君との子がほしい~エリート脳外科医とお見合い溺愛結婚~
「行きたいところ……ですか?」
「もう少しふたりで話したいと思って」
そっか。このまま送り届けてもらうわけじゃないのか。
てっきりこのまま帰るとばかり思っていた私は、このあとの予定の希望を訊かれて口ごもる。

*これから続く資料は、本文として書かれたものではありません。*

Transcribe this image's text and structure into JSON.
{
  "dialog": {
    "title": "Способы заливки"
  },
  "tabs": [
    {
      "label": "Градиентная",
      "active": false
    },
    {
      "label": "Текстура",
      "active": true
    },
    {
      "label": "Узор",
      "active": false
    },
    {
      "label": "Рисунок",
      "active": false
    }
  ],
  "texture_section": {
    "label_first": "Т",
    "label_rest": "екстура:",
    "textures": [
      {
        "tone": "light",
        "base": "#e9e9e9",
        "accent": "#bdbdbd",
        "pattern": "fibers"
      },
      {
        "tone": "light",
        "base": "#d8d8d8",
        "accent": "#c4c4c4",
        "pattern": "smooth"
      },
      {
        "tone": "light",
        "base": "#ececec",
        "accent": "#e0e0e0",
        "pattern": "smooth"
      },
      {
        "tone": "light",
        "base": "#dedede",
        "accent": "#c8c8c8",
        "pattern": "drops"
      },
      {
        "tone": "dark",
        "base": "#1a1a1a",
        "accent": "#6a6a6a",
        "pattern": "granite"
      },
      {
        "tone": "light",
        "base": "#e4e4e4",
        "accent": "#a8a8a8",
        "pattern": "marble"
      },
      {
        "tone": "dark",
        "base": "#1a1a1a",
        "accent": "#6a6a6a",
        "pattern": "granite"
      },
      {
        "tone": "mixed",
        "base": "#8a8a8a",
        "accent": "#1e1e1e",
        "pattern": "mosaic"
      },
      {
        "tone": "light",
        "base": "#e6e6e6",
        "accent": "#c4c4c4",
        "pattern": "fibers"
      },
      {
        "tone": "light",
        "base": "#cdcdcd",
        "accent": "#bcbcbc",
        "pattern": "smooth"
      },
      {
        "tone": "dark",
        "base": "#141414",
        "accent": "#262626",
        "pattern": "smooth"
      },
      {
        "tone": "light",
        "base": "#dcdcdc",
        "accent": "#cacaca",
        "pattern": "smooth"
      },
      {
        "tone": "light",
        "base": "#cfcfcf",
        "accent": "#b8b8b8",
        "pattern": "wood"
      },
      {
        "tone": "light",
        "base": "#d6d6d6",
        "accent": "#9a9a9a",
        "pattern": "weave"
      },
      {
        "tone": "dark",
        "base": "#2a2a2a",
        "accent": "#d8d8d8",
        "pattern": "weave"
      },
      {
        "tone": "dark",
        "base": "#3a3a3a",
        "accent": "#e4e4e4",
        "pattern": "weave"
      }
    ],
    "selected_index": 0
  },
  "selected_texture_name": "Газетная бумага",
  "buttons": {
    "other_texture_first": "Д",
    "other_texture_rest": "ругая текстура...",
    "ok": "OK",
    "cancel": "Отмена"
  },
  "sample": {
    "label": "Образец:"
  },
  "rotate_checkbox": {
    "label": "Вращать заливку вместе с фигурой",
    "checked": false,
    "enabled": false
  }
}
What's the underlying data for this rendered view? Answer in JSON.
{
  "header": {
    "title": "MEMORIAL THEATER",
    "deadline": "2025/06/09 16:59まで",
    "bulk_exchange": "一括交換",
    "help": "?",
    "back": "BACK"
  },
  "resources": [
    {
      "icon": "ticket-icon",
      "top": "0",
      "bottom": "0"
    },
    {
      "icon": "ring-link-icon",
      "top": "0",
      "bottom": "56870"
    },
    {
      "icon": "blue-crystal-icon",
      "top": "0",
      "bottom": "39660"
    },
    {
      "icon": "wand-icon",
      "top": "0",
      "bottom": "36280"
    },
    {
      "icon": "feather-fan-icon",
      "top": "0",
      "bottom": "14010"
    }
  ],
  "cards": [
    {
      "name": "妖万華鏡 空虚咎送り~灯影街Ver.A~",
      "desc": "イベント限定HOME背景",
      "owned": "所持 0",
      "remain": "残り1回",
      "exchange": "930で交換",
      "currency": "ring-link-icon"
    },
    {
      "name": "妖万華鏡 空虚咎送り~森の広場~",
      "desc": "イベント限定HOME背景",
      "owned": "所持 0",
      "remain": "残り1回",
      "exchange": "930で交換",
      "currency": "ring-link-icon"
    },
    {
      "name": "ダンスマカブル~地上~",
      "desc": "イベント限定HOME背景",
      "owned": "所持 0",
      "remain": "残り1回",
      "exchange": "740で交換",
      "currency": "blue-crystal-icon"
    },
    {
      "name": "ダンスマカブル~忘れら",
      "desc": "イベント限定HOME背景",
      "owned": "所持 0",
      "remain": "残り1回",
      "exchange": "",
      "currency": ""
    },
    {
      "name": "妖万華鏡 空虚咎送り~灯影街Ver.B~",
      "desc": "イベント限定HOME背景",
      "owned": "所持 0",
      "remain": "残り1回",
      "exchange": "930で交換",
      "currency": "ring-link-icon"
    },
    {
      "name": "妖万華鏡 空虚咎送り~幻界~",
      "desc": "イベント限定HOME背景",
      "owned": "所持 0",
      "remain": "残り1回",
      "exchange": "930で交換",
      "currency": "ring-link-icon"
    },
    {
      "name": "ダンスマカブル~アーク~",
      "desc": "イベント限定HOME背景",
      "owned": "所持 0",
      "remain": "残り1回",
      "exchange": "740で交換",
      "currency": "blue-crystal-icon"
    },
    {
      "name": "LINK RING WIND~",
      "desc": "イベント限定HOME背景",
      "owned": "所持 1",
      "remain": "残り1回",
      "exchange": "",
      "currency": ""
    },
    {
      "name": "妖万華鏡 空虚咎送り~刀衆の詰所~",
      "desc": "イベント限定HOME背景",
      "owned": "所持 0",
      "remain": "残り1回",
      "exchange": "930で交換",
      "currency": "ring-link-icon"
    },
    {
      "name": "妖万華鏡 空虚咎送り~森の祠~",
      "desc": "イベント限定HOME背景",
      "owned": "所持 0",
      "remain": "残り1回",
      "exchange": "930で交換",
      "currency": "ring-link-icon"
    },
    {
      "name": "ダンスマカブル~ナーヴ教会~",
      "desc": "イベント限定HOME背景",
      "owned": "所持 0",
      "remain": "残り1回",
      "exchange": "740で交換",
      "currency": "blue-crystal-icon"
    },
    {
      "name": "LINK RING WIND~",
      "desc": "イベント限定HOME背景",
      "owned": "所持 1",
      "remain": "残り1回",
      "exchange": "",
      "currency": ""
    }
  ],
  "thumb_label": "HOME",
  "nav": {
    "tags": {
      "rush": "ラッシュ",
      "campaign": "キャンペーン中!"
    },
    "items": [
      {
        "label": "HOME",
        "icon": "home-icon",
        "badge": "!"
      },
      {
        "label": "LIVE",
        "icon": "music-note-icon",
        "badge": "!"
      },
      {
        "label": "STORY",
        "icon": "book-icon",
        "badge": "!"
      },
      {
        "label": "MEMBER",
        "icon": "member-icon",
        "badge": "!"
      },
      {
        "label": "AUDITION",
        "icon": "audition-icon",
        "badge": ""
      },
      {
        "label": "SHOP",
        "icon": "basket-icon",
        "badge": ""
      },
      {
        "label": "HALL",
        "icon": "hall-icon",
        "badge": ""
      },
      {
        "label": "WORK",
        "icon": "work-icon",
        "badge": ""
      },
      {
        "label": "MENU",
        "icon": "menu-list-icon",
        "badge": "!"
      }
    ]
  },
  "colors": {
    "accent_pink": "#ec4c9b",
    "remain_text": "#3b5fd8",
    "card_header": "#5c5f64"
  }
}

「食事はしたし、舞花さんお酒は苦手だって言ってたからバーなんかもダメだよな。今日は俺も飲めないし。そういえば、今日は少し飲んでたみたいだけど大丈夫?」
「あ、はい。ちょっとふわっとしましたけど、そのあとお水でなんとか。久世先生は、飲まれてなかったんですね」
「うん。運転があるからノンアルコールで乾杯させてもらってた。ノンアルコール、誘えばよかったかな? 一瞬頭にはよぎったんだけど……」
「いえ! 大丈夫です。かなり緊張していたので、ちょっとふわっとしたくらいでちょうど良かったなって思っていたので。でも、ありがとうございます」
前に食事のときにした話を覚えてくれていて、そんな風に気にかけてもらっていたことが嬉しい。
しかし、終始緊張しすぎていて、周りの状況が全く見えていなかったと自覚する。